When Alice Farrell is drawn to a Grantchester churchyard and reads a strange inscription on Rosemary Virginia Ashley’s gravestone, she feels oddly disturbed.
And when her former boyfriend Joe returns to Cambridge with his new girlfriend Ginny, Alice is repelled by the ethereal, lavender-eyed beauty – and certain of her evil.
Then Alice finds an old diary in Ginny’s room and reads the story of Daniel Holmes, who lived in Cambridge forty years earlier, and fell under the fatal spell of Rosemary Ashley. As the two stories intertwine, Alice’s suspicions about Ginny increase – until past meets present in a terrifying climax…
This was my first novel, and as such I have the same vague affection for it that I have for my very first (and most unsuitable) boyfriend, but I don’t necessarily expect other people to share my feelings.
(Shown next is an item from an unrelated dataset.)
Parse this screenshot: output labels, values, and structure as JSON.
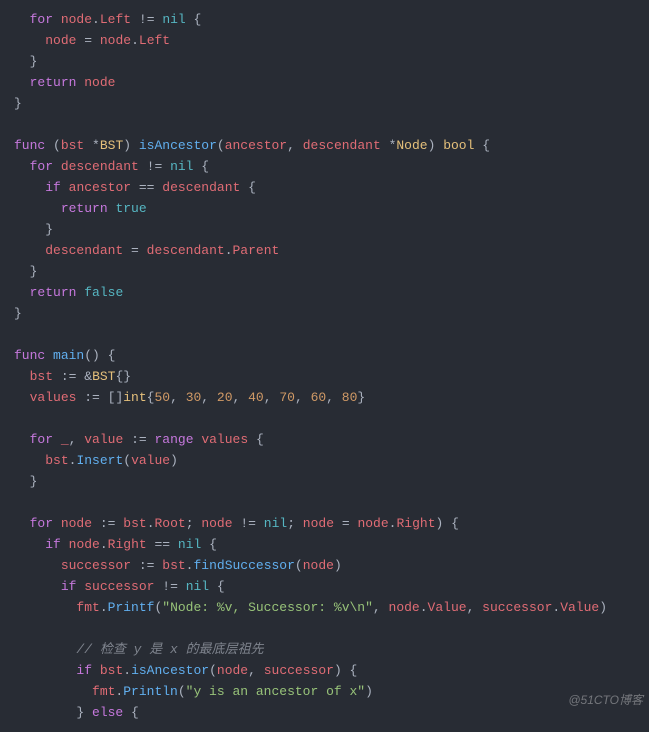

In fact, I haven’t dared look at a copy for about ten years, although it is still in print. However, people persist in asking me about it, and rather than letting them read it unprepared, I really feel that I ought to offer some kind of explanation.
First of all, a confession: it’s a vampire novel. Second, a hopeful guess: it’s probably not as bad as my mother thinks it is. Thirdly, be warned; I did say “probably”.
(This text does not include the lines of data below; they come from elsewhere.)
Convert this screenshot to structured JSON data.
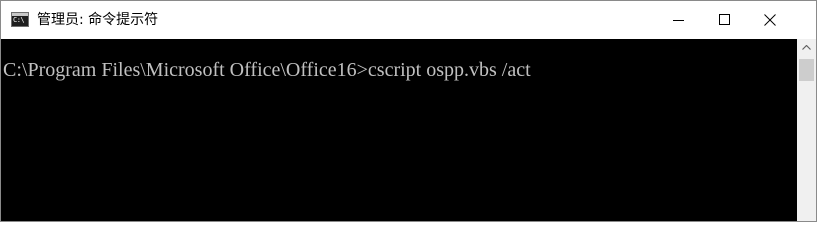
{
  "window": {
    "title": "管理员: 命令提示符",
    "icon": "cmd-icon",
    "icon_glyph": "C:\\",
    "controls": {
      "minimize": "minimize-icon",
      "maximize": "maximize-icon",
      "close": "close-icon"
    }
  },
  "console": {
    "lines": [
      "C:\\Program Files\\Microsoft Office\\Office16>cscript ospp.vbs /act"
    ],
    "background": "#000000",
    "foreground": "#c0c0c0"
  },
  "scrollbar": {
    "up_arrow": "chevron-up-icon"
  }
}
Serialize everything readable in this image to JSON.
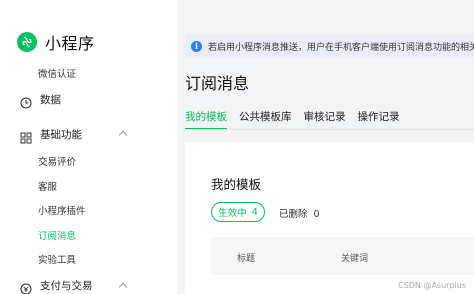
{
  "brand": {
    "title": "小程序",
    "logo_icon": "mini-program-logo-icon",
    "accent": "#07c160"
  },
  "sidebar": {
    "items": [
      {
        "kind": "sub",
        "label": "微信认证"
      },
      {
        "kind": "group",
        "label": "数据",
        "icon": "clock-icon"
      },
      {
        "kind": "group",
        "label": "基础功能",
        "icon": "grid-icon",
        "expanded": true
      },
      {
        "kind": "sub",
        "label": "交易评价"
      },
      {
        "kind": "sub",
        "label": "客服"
      },
      {
        "kind": "sub",
        "label": "小程序插件"
      },
      {
        "kind": "sub",
        "label": "订阅消息",
        "active": true
      },
      {
        "kind": "sub",
        "label": "实验工具"
      },
      {
        "kind": "group",
        "label": "支付与交易",
        "icon": "wallet-icon",
        "expanded": true
      }
    ]
  },
  "notice": {
    "icon": "info-icon",
    "text": "若启用小程序消息推送，用户在手机客户端使用订阅消息功能的相关"
  },
  "page": {
    "title": "订阅消息"
  },
  "tabs": [
    {
      "label": "我的模板",
      "active": true
    },
    {
      "label": "公共模板库"
    },
    {
      "label": "审核记录"
    },
    {
      "label": "操作记录"
    }
  ],
  "card": {
    "title": "我的模板",
    "active_filter": {
      "label": "生效中",
      "count": "4"
    },
    "deleted_filter": {
      "label": "已删除",
      "count": "0"
    },
    "table": {
      "headers": [
        "标题",
        "关键词"
      ]
    }
  },
  "watermark": "CSDN @Asurplus"
}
To explain further; I was brought up in a house filled with books. We had books long before we even had furniture, which was long before we had our first television. I read omnivorously, in French and English, from the moment I could turn the pages – with only two exceptions. I still don’t know why my mother mistrusted these genres so much, but anything approaching horror or sci-fi was completely banned from the house. Even classic writers like Lovecraft or Wilkie Collins or Edgar Allan Poe – if they failed the “genre test” they would be reassigned to the top of the bookcase, far out of reach. Obviously I saw this as a challenge. Who wouldn’t? As soon as I could, I read as much horror and sci-fi as possible, and it was inevitable that my first novel should be That Terrible Book, a kind of pastiche of all the writers I had ever been forbidden to read rolled into a big spiky ball.
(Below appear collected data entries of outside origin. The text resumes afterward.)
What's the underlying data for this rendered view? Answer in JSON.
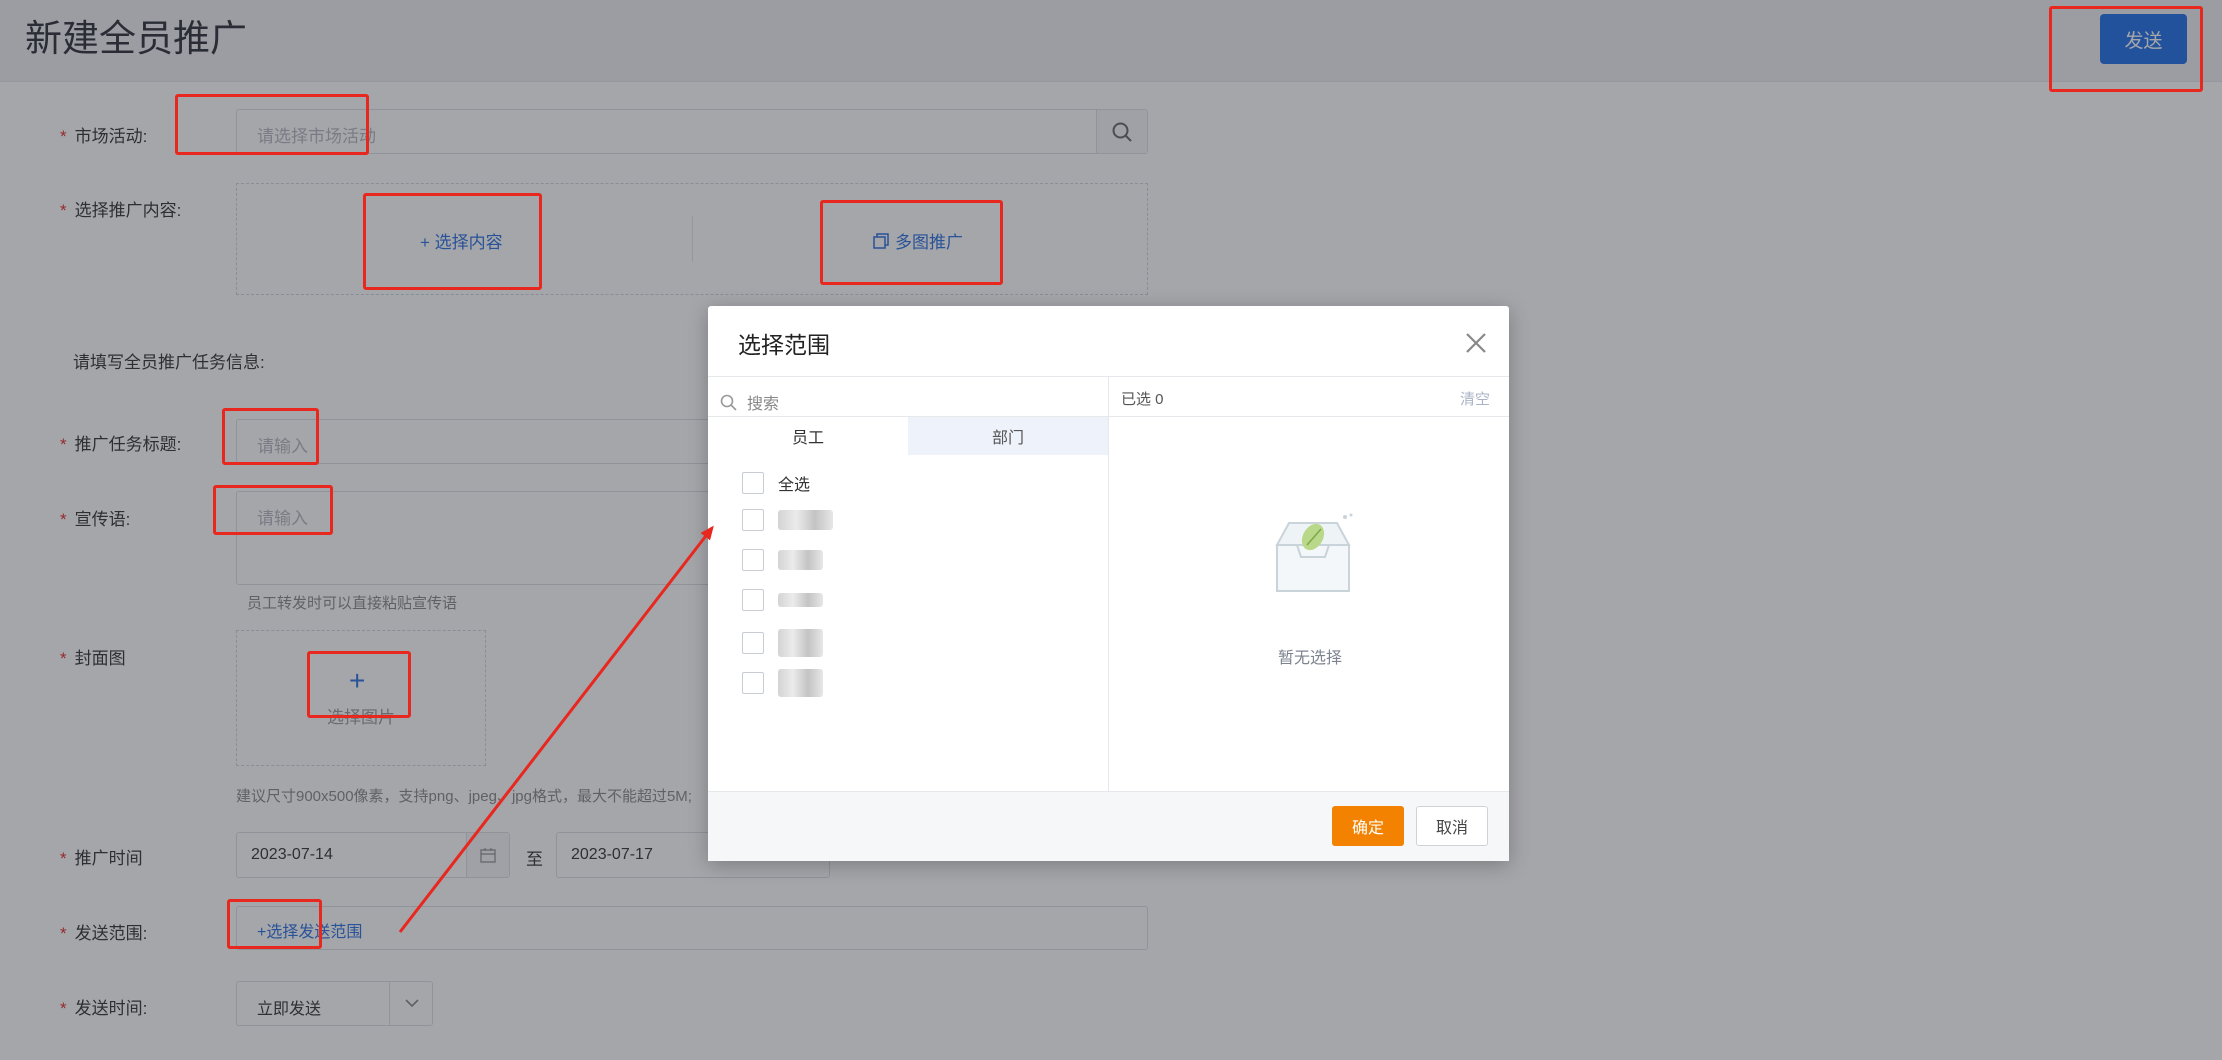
{
  "header": {
    "title": "新建全员推广",
    "send_label": "发送"
  },
  "form": {
    "activity": {
      "label": "市场活动:",
      "placeholder": "请选择市场活动"
    },
    "content": {
      "label": "选择推广内容:",
      "select_content": "+ 选择内容",
      "multi_image": "多图推广"
    },
    "task_info_heading": "请填写全员推广任务信息:",
    "task_title": {
      "label": "推广任务标题:",
      "placeholder": "请输入"
    },
    "slogan": {
      "label": "宣传语:",
      "placeholder": "请输入",
      "hint": "员工转发时可以直接粘贴宣传语"
    },
    "cover": {
      "label": "封面图",
      "plus": "+",
      "select_image": "选择图片",
      "hint": "建议尺寸900x500像素，支持png、jpeg、jpg格式，最大不能超过5M;"
    },
    "promo_time": {
      "label": "推广时间",
      "start": "2023-07-14",
      "to": "至",
      "end": "2023-07-17"
    },
    "scope": {
      "label": "发送范围:",
      "link": "+选择发送范围"
    },
    "send_time": {
      "label": "发送时间:",
      "value": "立即发送"
    }
  },
  "modal": {
    "title": "选择范围",
    "search_placeholder": "搜索",
    "tabs": [
      "员工",
      "部门"
    ],
    "select_all": "全选",
    "selected_count": "已选 0",
    "clear": "清空",
    "empty_text": "暂无选择",
    "ok": "确定",
    "cancel": "取消"
  },
  "colors": {
    "primary": "#1f6fe8",
    "accent": "#f38200",
    "annotation": "#e8271f",
    "required": "#e02b2b"
  }
}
However, the term “horror” is a very unfair and misleading one. There are some wonderful authors who have been marginalized and overlooked because of their chosen subject matter – look at Christopher Fowler and Ray Bradbury and Christopher Priest – but who write prose as literary and evocative as any mainstream author. I’m not pretending I was among these, but I wanted to write a modern Gothic novel which would be literary enough to be classed as mainstream (and would scare the socks off my mother). The moral of that story is; if you’re going to be a failure, be a heroic failure.
I think the basic problem was that no-one really knew what the book was supposed to be. Readers who would have enjoyed it never bought it because they would never have admitted to reading that kind of fiction. Horror enthusiasts must have found it rather strange, slow going. I got the idea from an inscription on a gravestone in Grantchester churchyard, where I often used to cycle when I was studying at Cambridge. The book is written in a deliberately baroque style, over two time-sequences; it’s extremely self-indulgent (if I were an editor I would have cut at least 200 pages); it’s sexy, violent, messy and confusing, and although I had great fun writing it, I do wonder what (if anything) the readers saw in it at the time.
Having said that, writing The Evil Seed taught me some important things. First, how to type; it taught me a lot about the process of getting published (including how not to get your hopes up), how to be ruthless with my own material, and the experience of writing gave me a better idea of how to structure a story. More importantly it paved the way for my second book, Sleep, Pale Sister, which although now out of print, was far better in many ways, and doesn’t embarrass me half as much. I didn’t get any money for either of them, of course ( I worked out that if I added together all the hours I had spent, plus editing and proof-reading, it averaged out at about two pence an hour), but nothing beats the feeling of seeing your first book in print (except perhaps watching the premiere of your first movie).